Wenn Fußballstars ihre Karriere frühzeitig beenden müssen, werden sie meist von der ganzen Welt umarmt. Wenn ein Spieler aus der Vierten Liga seine Karriere beenden muss, bekommt die Welt das meistens nicht einmal mit – obwohl es für diesen Spieler eine größere Zäsur darstellt als für den großen Star. Als Uli Hoeneß im Alter von 27 Jahren aufgrund seiner Knieprobleme aufhörte, ging er direkt ins Management des FC Bayern, als Sebastian Deisler seine Karriere aufgrund mentaler Probleme beenden musste, garantierte der FC Bayern dem hochtalentierten Mittelfeldspieler finanzielle Sicherheit. Um es nicht falsch zu verstehen: Auch wenn ein Spieler aus der Bundesliga seine Karriere frühzeitig beenden muss, ist das schlimm. Unbestritten ist aber, dass sie wesentlich weicher fallen als Spieler, die auf dem Sprung zum Vollprofitum die Schuhe an den Nagel hängen müssen.

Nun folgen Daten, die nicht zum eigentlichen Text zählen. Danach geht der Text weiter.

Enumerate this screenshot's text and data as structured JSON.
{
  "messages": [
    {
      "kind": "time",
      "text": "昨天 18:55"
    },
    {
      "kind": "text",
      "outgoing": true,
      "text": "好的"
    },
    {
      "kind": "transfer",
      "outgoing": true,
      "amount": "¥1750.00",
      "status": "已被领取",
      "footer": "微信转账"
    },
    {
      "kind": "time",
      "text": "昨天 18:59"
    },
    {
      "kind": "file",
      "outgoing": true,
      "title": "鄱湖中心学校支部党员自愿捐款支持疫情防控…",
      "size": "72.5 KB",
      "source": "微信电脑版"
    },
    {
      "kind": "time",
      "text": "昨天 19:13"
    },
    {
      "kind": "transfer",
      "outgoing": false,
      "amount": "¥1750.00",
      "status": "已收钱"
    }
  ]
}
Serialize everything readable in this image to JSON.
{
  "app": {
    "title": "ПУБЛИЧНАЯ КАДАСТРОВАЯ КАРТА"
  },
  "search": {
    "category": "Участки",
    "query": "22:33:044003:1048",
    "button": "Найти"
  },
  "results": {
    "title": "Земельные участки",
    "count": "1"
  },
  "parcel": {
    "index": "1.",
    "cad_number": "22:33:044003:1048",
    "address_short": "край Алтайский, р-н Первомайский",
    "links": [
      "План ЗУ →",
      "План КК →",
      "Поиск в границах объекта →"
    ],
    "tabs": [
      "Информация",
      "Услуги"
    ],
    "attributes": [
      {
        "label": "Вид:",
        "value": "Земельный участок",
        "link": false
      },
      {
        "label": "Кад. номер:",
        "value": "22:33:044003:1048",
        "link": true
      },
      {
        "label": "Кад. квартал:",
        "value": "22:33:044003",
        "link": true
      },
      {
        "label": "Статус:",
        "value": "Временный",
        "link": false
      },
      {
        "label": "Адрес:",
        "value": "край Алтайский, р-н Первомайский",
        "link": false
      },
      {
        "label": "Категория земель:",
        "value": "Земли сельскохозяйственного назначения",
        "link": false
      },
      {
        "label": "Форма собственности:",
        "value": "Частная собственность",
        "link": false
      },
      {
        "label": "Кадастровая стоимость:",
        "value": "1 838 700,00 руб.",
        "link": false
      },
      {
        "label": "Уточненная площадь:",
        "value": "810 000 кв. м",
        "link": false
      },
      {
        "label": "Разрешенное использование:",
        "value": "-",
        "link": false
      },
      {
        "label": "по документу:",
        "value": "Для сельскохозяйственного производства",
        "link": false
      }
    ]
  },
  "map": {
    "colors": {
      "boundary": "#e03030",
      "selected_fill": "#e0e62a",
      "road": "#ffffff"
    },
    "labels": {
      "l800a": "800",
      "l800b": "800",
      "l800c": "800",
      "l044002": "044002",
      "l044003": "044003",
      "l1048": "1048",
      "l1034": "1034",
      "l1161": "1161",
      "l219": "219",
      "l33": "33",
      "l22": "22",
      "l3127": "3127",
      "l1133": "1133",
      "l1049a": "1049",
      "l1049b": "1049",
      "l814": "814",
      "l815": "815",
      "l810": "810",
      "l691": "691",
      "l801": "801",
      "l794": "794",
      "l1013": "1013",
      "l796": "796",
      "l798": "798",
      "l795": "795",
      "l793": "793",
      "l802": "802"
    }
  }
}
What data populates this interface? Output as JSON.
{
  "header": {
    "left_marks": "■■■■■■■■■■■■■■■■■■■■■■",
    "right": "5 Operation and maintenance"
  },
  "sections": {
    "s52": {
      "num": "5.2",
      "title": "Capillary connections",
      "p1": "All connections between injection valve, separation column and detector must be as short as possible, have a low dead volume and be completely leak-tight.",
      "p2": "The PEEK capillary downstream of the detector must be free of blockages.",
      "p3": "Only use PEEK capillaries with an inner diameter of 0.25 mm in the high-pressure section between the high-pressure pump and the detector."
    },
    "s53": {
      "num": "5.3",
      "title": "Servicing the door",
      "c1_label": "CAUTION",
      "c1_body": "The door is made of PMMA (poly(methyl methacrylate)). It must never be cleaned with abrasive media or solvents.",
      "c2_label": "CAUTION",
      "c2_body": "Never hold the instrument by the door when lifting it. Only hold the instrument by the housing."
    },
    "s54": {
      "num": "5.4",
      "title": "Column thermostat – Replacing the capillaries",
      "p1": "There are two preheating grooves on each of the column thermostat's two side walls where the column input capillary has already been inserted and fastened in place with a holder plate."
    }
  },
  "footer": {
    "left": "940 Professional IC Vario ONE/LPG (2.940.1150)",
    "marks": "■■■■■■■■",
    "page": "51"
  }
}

Ein paar Auftritte in der Dritten Liga für den 1. FC Saarbrücken
Jaron Schäfer begann das Fußballspielen mit fünf Jahren in seinem Heimatort Wemmetsweiler. Sein Talent wurde früh erkannt, und so ging es für ihn zum damaligen Lokalmatadoren, dem 1. FC Saarbrücken. Dort spielte Schäfer insgesamt zehn Jahre, fast die komplette Jugend, bis es dann sogar zu ein paar Auftritten in der Dritten Liga reichte. Nachdem in Saarbrücken die Chance auf weitere Entwicklung aber ausblieb, wechselte der Linksaußen zu den Grün-Weißen nach Homburg, wo ihm in der Regionalliga dann der Durchbruch gelang. In insgesamt 62 Regionalliga-Einsätzen für den FCH kam er auf zwölf Torbeteiligungen. Doch wie es dann manchmal passiert, blieb Schäfer in einem Testspiel plötzlich mit schmerzverzerrtem Gesicht liegen. Kurze Zeit danach war es dann bittere Gewissheit: Kreuzbandriss. Diese Verletzung bedeutet in der heutigen Zeit eigentlich bei keinem Spieler mehr das sofortige Karriereende. Jedoch machte das Knie nach der Operation immer wieder Probleme. „Da gibt es keinen Meniskus mehr und die Hauptproblematik ist, dass an der Hauptbelastungszone des Knies dadurch Knorpel an Knochen reibt, bei Abbremsbewegungen kommt es somit zwangsläufig zum Knorpelschaden, was immer wieder Schmerzen bereiten würde", beschreibt der mittlerweile 26-Jährige seine Situation. So folgte eine weitere Operation, die letztlich den Gedanken auf ein vorzeitiges Ende der Karriere reifen ließ. „Ich zog zurück zu meinen Eltern, da ich mich mit der Bewegungsschiene für drei Monate kaum rühren konnte", erzählt Schäfer. „Das war wohl der Tiefpunkt meiner verletzten Zeit." Wenn Jaron Schäfer von dieser Zeit erzählt, wirkt er aber nicht traurig oder nachdenklich, sondern eher aufgeräumt und klar strukturiert: „Wenn du dich drei Monate nicht bewegen kannst, dich vorher aber nur mit Fußball und Ernährung auseinandergesetzt hast, stellst du dir natürlich irgendwann die Frage: War das alles?"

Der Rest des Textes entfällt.